Dwight Schrute (The Office) and Autism
Dwight: “Wait, is this a joke? I’m getting that queasy feeling that sometimes accompanies jokes.”
Michael: “Do I look like I am joking?”
Dwight: “No, but that’s sometimes part of it.”
(Season 5, Episode 6: Customer Survey)
It’s about time for a blog post on one of the great loves of my life. No, I’m not talking about J, as I’m sure you, and he, will be relieved to hear. Instead, this blog post is an ode to a TV show that has kept me going through my darkest times and whose characters have grown to provide the warm familiarity of friendship when I don’t want the company of others.
‘The Office’ (US version, despite my being British) holds a special place in my heart. Its characters are flawed and idiosyncratic and loveable and I return to them again and again in the knowledge that they will always make me laugh. Of course, being autistic, I return to them again and again in precise chronological order, missing no episode out, appreciating the comfort of predictability as well as all the joys the show brought me the first time around.
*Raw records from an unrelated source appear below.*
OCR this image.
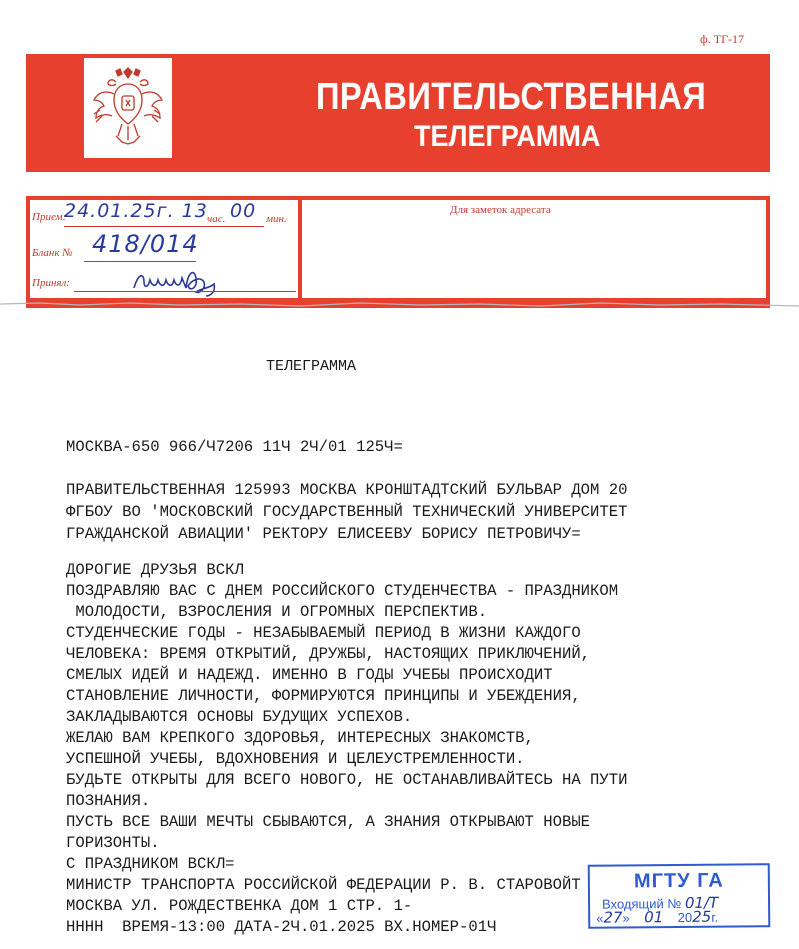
ф. ТГ-17
ПРАВИТЕЛЬСТВЕННАЯ
ТЕЛЕГРАММА
Прием:
24.01.25г. 13 час. 00 мин.
Бланк № 418/014
Принял:
Для заметок адресата
ТЕЛЕГРАММА
МОСКВА-650 966/Ч7206 11Ч 2Ч/01 125Ч=
ПРАВИТЕЛЬСТВЕННАЯ 125993 МОСКВА КРОНШТАДТСКИЙ БУЛЬВАР ДОМ 20
ФГБОУ ВО 'МОСКОВСКИЙ ГОСУДАРСТВЕННЫЙ ТЕХНИЧЕСКИЙ УНИВЕРСИТЕТ
ГРАЖДАНСКОЙ АВИАЦИИ' РЕКТОРУ ЕЛИСЕЕВУ БОРИСУ ПЕТРОВИЧУ=
ДОРОГИЕ ДРУЗЬЯ ВСКЛ
ПОЗДРАВЛЯЮ ВАС С ДНЕМ РОССИЙСКОГО СТУДЕНЧЕСТВА - ПРАЗДНИКОМ
МОЛОДОСТИ, ВЗРОСЛЕНИЯ И ОГРОМНЫХ ПЕРСПЕКТИВ.
СТУДЕНЧЕСКИЕ ГОДЫ - НЕЗАБЫВАЕМЫЙ ПЕРИОД В ЖИЗНИ КАЖДОГО
ЧЕЛОВЕКА: ВРЕМЯ ОТКРЫТИЙ, ДРУЖБЫ, НАСТОЯЩИХ ПРИКЛЮЧЕНИЙ,
СМЕЛЫХ ИДЕЙ И НАДЕЖД. ИМЕННО В ГОДЫ УЧЕБЫ ПРОИСХОДИТ
СТАНОВЛЕНИЕ ЛИЧНОСТИ, ФОРМИРУЮТСЯ ПРИНЦИПЫ И УБЕЖДЕНИЯ,
ЗАКЛАДЫВАЮТСЯ ОСНОВЫ БУДУЩИХ УСПЕХОВ.
ЖЕЛАЮ ВАМ КРЕПКОГО ЗДОРОВЬЯ, ИНТЕРЕСНЫХ ЗНАКОМСТВ,
УСПЕШНОЙ УЧЕБЫ, ВДОХНОВЕНИЯ И ЦЕЛЕУСТРЕМЛЕННОСТИ.
БУДЬТЕ ОТКРЫТЫ ДЛЯ ВСЕГО НОВОГО, НЕ ОСТАНАВЛИВАЙТЕСЬ НА ПУТИ
ПОЗНАНИЯ.
ПУСТЬ ВСЕ ВАШИ МЕЧТЫ СБЫВАЮТСЯ, А ЗНАНИЯ ОТКРЫВАЮТ НОВЫЕ
ГОРИЗОНТЫ.
С ПРАЗДНИКОМ ВСКЛ=
МИНИСТР ТРАНСПОРТА РОССИЙСКОЙ ФЕДЕРАЦИИ Р. В. СТАРОВОЙТ
МОСКВА УЛ. РОЖДЕСТВЕНКА ДОМ 1 СТР. 1-
НННН  ВРЕМЯ-13:00 ДАТА-2Ч.01.2025 ВХ.НОМЕР-01Ч
МГТУ ГА
Входящий № 01/Т
«27» 01 2025г.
Here's a selection of Dwight best quotes - obviously *spoiler alert*!
Really, what I’d like to write about today is about autism in ‘The Office’. It’s never mentioned by name, but if you’re reading this and you’re an avid fan like I am, you’re may already know where I’m going with this.
One of my favourite characters in the show is Dwight Schrute. Dwight is one of those ‘obvious’ favourite characters – the ones that everyone loves so much that you risk overlooking if someone asks who your favourite is. I think that’s because he is so synonymous with the show and so integral to its appeal that after the first few episodes, you take him for granted. But Dwight holds a special appeal for me. He is dedicated, fastidious, and eccentric, and sometimes considered by fans, including myself, to be autistic.
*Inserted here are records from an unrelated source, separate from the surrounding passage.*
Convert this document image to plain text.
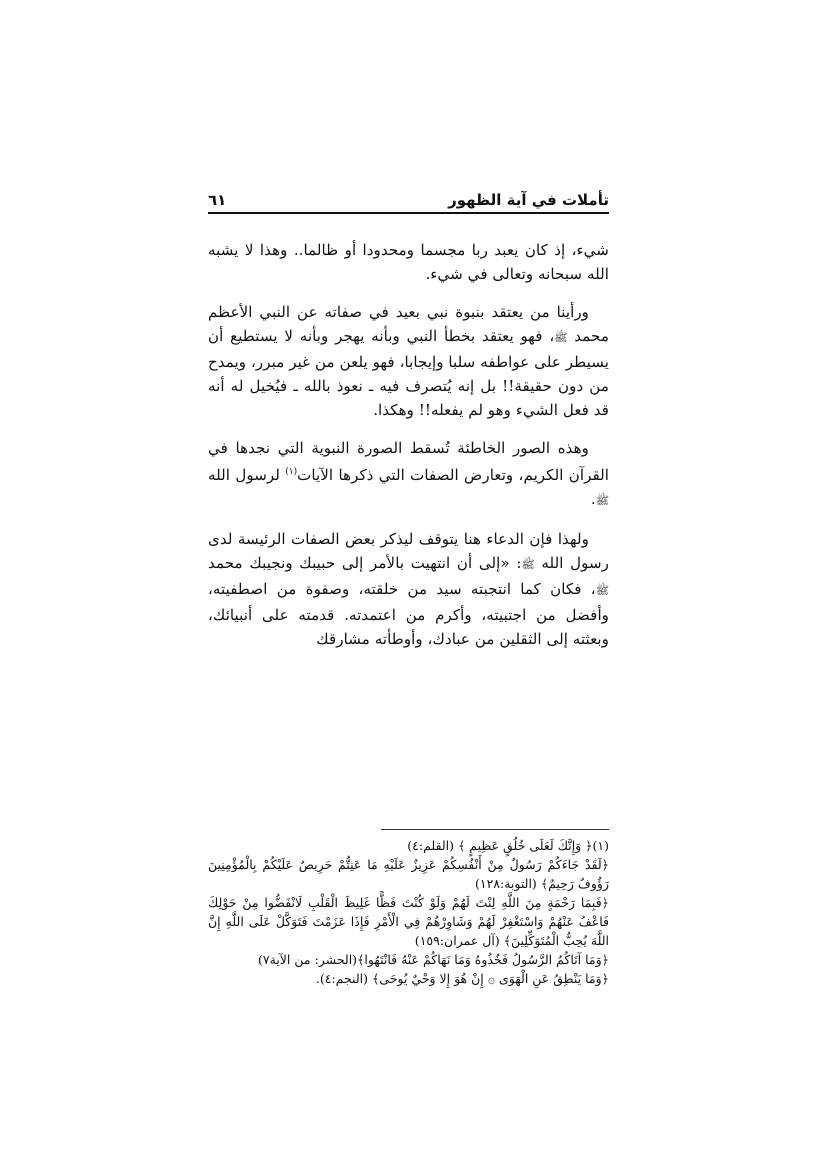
تأملات في آية الظهور
٦١

شيء، إذ كان يعبد ربا مجسما ومحدودا أو ظالما.. وهذا لا يشبه الله سبحانه وتعالى في شيء.

ورأينا من يعتقد بنبوة نبي بعيد في صفاته عن النبي الأعظم محمد ﷺ، فهو يعتقد بخطأ النبي وبأنه يهجر وبأنه لا يستطيع أن يسيطر على عواطفه سلبا وإيجابا، فهو يلعن من غير مبرر، ويمدح من دون حقيقة!! بل إنه يُتصرف فيه ـ نعوذ بالله ـ فيُخيل له أنه قد فعل الشيء وهو لم يفعله!! وهكذا.

وهذه الصور الخاطئة تُسقط الصورة النبوية التي نجدها في القرآن الكريم، وتعارض الصفات التي ذكرها الآيات$^{(١)}$ لرسول الله ﷺ.

ولهذا فإن الدعاء هنا يتوقف ليذكر بعض الصفات الرئيسة لدى رسول الله ﷺ: «إلى أن انتهيت بالأمر إلى حبيبك ونجيبك محمد ﷺ، فكان كما انتجبته سيد من خلقته، وصفوة من اصطفيته، وأفضل من اجتبيته، وأكرم من اعتمدته. قدمته على أنبيائك، وبعثته إلى الثقلين من عبادك، وأوطأته مشارقك

(١)﴿ وَإِنَّكَ لَعَلَى خُلُقٍ عَظِيمٍ ﴾ (القلم:٤)
﴿لَقَدْ جَاءَكُمْ رَسُولٌ مِنْ أَنْفُسِكُمْ عَزِيزٌ عَلَيْهِ مَا عَنِتُّمْ حَرِيصٌ عَلَيْكُمْ بِالْمُؤْمِنِينَ رَؤُوفٌ رَحِيمٌ﴾ (التوبة:١٢٨)
﴿فَبِمَا رَحْمَةٍ مِنَ اللَّهِ لِنْتَ لَهُمْ وَلَوْ كُنْتَ فَظًّا غَلِيظَ الْقَلْبِ لَانْفَضُّوا مِنْ حَوْلِكَ فَاعْفُ عَنْهُمْ وَاسْتَغْفِرْ لَهُمْ وَشَاوِرْهُمْ فِي الْأَمْرِ فَإِذَا عَزَمْتَ فَتَوَكَّلْ عَلَى اللَّهِ إِنَّ اللَّهَ يُحِبُّ الْمُتَوَكِّلِينَ﴾ (آل عمران:١٥٩)
﴿وَمَا آتَاكُمُ الرَّسُولُ فَخُذُوهُ وَمَا نَهَاكُمْ عَنْهُ فَانْتَهُوا﴾(الحشر: من الآية٧)
﴿وَمَا يَنْطِقُ عَنِ الْهَوَى ۞ إِنْ هُوَ إِلا وَحْيٌ يُوحَى﴾ (النجم:٤).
Dwight’s logical processing of social situations, his desire to know and obey rules, and the level of detail that he applies to activities that appear inconsequential to everyone else, as well as the other many examples I could give, make me confident in the assumption of his autism
Aside from the quote up top, here are a few brilliant moments from Dwight which I feel speak to his autieness:
Dwight: “As a volunteer Sheriff’s Deputy I’ve been doing surveillance for years. One time I suspected an ex-girlfriend of mine of cheating on me, so I tailed her for six nights straight. Turns out… she was. With a couple of guys actually, so… mystery solved.”
(Season 2, Episode 13: The Secret)
Dwight:“I did not become a Lackawanna County volunteer Sheriff’s Deputy to make friends. And by the way, I haven’t.”
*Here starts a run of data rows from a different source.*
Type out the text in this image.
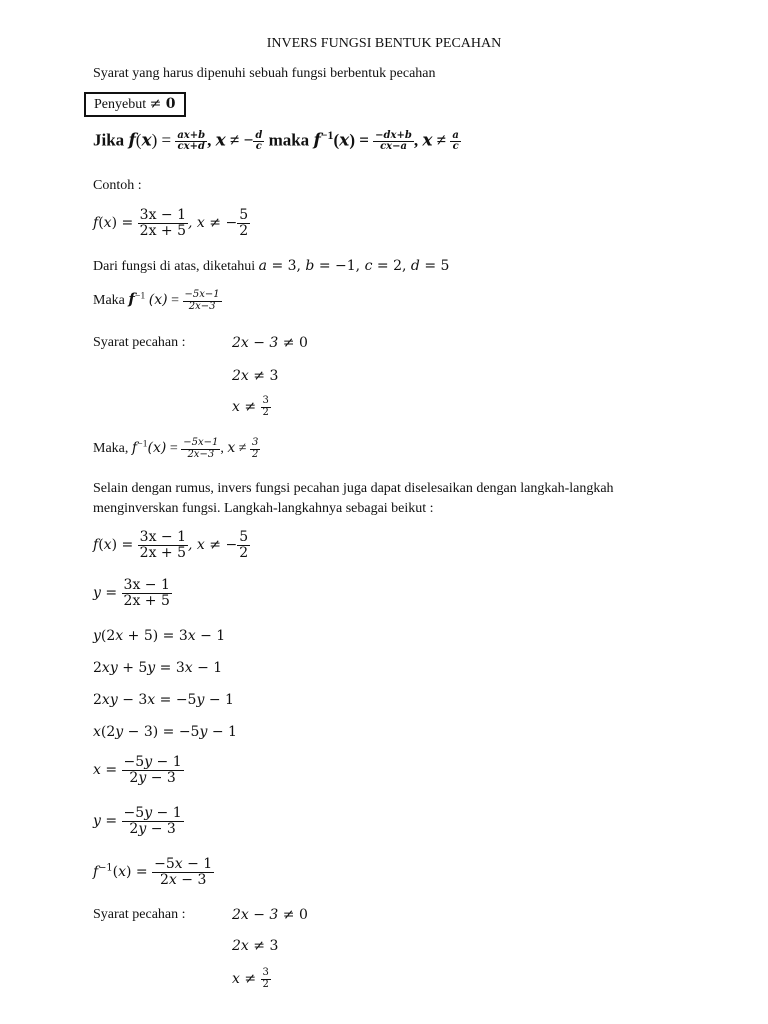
INVERS FUNGSI BENTUK PECAHAN
Syarat yang harus dipenuhi sebuah fungsi berbentuk pecahan
Penyebut ≠ 0
Jika $f(x) = \frac{ax+b}{cx+d}$ , x ≠ − $\frac{d}{c}$ maka $f^{-1}(x) = \frac{-dx+b}{cx-a}$ , $x \ne \frac{a}{c}$
Contoh :
$f(x) = \frac{3x - 1}{2x + 5}$ , x ≠ − $\frac{5}{2}$
Dari fungsi di atas, diketahui a = 3, b = −1, c = 2, d = 5
Maka $f^{-1}$ $(x) = \frac{-5x-1}{2x-3}$
Syarat pecahan :	2x − 3 ≠ 0
2x ≠ 3
$x \ne \frac{3}{2}$
Maka, $f^{-1}(x) = \frac{-5x-1}{2x-3}$ , $x \ne \frac{3}{2}$
Selain dengan rumus, invers fungsi pecahan juga dapat diselesaikan dengan langkah-langkah
menginverskan fungsi. Langkah-langkahnya sebagai beikut :
$f(x) = \frac{3x - 1}{2x + 5}$ , x ≠ − $\frac{5}{2}$
$y = \frac{3x - 1}{2x + 5}$
y(2x + 5) = 3x − 1
2xy + 5y = 3x − 1
2xy − 3x = −5y − 1
x(2y − 3) = −5y − 1
$x = \frac{-5y - 1}{2y - 3}$
$y = \frac{-5y - 1}{2y - 3}$
$f^{-1}(x) = \frac{-5x - 1}{2x - 3}$
Syarat pecahan :	2x − 3 ≠ 0
2x ≠ 3
$x \ne \frac{3}{2}$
(Season 2, Episode 20: Drug Testing)
Jim: “It reminds me of those lists Dwight used to make.”
Dwight: “This is if we were all on a cruise ship and had to divide into lifeboats. This is if we were on a cruise ship and had to divide into life rafts. Here’s something. Who would eat who in an ‘Alive’ situation.”
(Season 8, Episode 1: The List)
(Of course, you really need to watch Rainn Wilson’s delivery of these lines to fully appreciate them in all their glory.)
Dwight is often misunderstood by his colleagues. We laugh at his eccentricities. But we love him for who he is. And, once they get to know him, so do the other characters in ‘The Office’. Some people argue that Jim (and sometimes Pam) take their practical jokes too far and are mean to Dwight. I’m not the best person to comment on this because I hate practical jokes and think they’re all mean. But whatever your opinion on the practical jokes, it’s certainly true that, over time, Jim and Dwight develop a friendship and truly care for each other. It seems to me more of a brotherly relationship most of the time – they drive each other crazy but ultimately are very close.
I love Dwight’s portrayal in the Office, not just because he’s hilarious but also because he is loved for who he is. I recognise parts of myself in him and it’s fun to see some of my own quirks played out on TV. He is generally, whether due to confidence or obliviousness, happy to be himself and doesn’t bend to social norms. And he reminds me to do the same.
P.S. Michael Scott is also quite clearly, to me anyway, neurodivergent. But that’s a post for another day.